The word is out about this area's reclamation, and folks are coming from far and wide arty types from Roosevelt Row; young marrieds from Arcadia; even Oaxacan refugees from southern Mexico to claim Sunnyslope as their own.
That isn't to say there aren't big chunks of Sunnyslope that don't still suck. That gorgeous new custom home going up on the corner is probably visible from that row of condemned homes (Wait, those are condemned homes, right? People don't actually live in shacks, do they?). And there are long stretches of Cave Creek and Hatcher Roads (especially Hatcher Road, which is so scary it has its own, separate reclamation group, the Business Coalition Hatcher Road Committee, designed to tackle it) that are as trashy as they've ever been, full of ticky-tacky junk shops and cut-rate auto mechanics. But there's also a surplus of cute, old block-and-brick ranch houses tucked away there, and city-funded programs designed to help first-time homebuyers snap them up and fix them up with matching-funds grants.
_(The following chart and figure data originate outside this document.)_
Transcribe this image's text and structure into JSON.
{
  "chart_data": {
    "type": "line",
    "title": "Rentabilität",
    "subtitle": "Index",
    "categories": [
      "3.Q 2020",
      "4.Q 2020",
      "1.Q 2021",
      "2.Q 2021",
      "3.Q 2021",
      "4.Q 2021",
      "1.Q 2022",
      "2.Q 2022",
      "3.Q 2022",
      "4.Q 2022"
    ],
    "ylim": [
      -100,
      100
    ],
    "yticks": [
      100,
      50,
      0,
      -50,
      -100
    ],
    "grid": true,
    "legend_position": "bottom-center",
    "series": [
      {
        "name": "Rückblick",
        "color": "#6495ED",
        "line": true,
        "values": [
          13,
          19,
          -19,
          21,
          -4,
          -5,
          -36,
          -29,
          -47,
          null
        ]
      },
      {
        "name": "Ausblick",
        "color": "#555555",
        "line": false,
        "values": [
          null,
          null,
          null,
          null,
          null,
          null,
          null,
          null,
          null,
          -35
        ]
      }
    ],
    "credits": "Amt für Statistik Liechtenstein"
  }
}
And there's still enough of those quirky west-side ma-and-pa shops and businesses like Bagby the Barber's, where you can get a flat-top for ten bucks and loads of neighborhood gossip for free, or Mini Mercado Restaurant Oaxaca, where Sunnyslope's fast-growing Oaxacan community congregates.
"Part of Sunnyslope's charm is in its promise," Nielsen says. "You can look around and tell that we're busy making it better, and also trying to keep what's charming about the community alive."
That "we" started out, just 20 years ago or so, as Nielsen and a handful of locals tired of the skanky foot traffic on Hatcher Road, and has grown to a dozens-strong team of Slopers who've become so aggressive in fighting crime and so savvy about how to bolster their sagging community that folks at City Hall have actually taken notice and can it be true? dug deep to help residents clean up the area. There's a new police substation going in at the corner of Seventh Avenue and Peoria, a brand-new grammar school, and increased efforts to run the whores and druggies out of the area. Sunnyslope's portion of Dunlap Avenue has a new sewer system, fancy brick-façade curbs, and more than a mile of its own public art installation. (Okay, so some of them look like wrought-iron skeletons dressed in leisure suits, and one of them appears to be clutching her genitals, but go find another neighborhood with this much publicly funded art more public art, say those in the know, than any other neighborhood in Phoenix.)
But local memories of the place aren't fading quite as fast as its hookers and its ramshackle housing. There are still those who grimace at the mention of Sunnyslope; those who make cracks about meth labs and hand jobs and slumlords. And talk still occasionally turns to changing the area's name ("North Mountain" gets suggested most often) to help distance it from its dreary reputation.
"Sunnyslope is just a perfect name," says Polly Martino, who's lived in the 'hood for 51 years. Martino remembers when that part of Phoenix was still called "One-Lung Town," long after the TB camps had shut down when it wasn't a destination so much as a wide turnaround at the end of town.
"In the '50s, you lived downtown and you went for drives at night in the summer to cool off," she recalls. "You'd drive up Central through this belt of cool air over by the citrus groves on Bethany Home Road, and you got to Sunnyslope and you turned around and came back. But I started to notice that Sunnyslope had everything you could ever want. They had a Yellow Front, a Bayless grocery, a dress shop, and their own clinic. So we moved here. Truthfully, I didn't care what the place was called."
We have the late Alice Norton to thank for Sunnyslope's rather unsubtle name. Her father, architect William Robert Norton, was sick with tuberculosis and brought his family to the area in 1907, where they settled into a squatter's community of asthmatics and TB patients. Tents and makeshift dwellings were illegal within Phoenix city limits, so ailing folk with no money headed for this hillside "lunger camp" on the edge of town, where the dry climate could heal them of TB, "the people's plague," from which a whopping 25 percent of the nation was suffering. The story goes that little Alice took one look at the hilly, brightly lit terrain and bellowed, "What a beautiful, sunny slope!"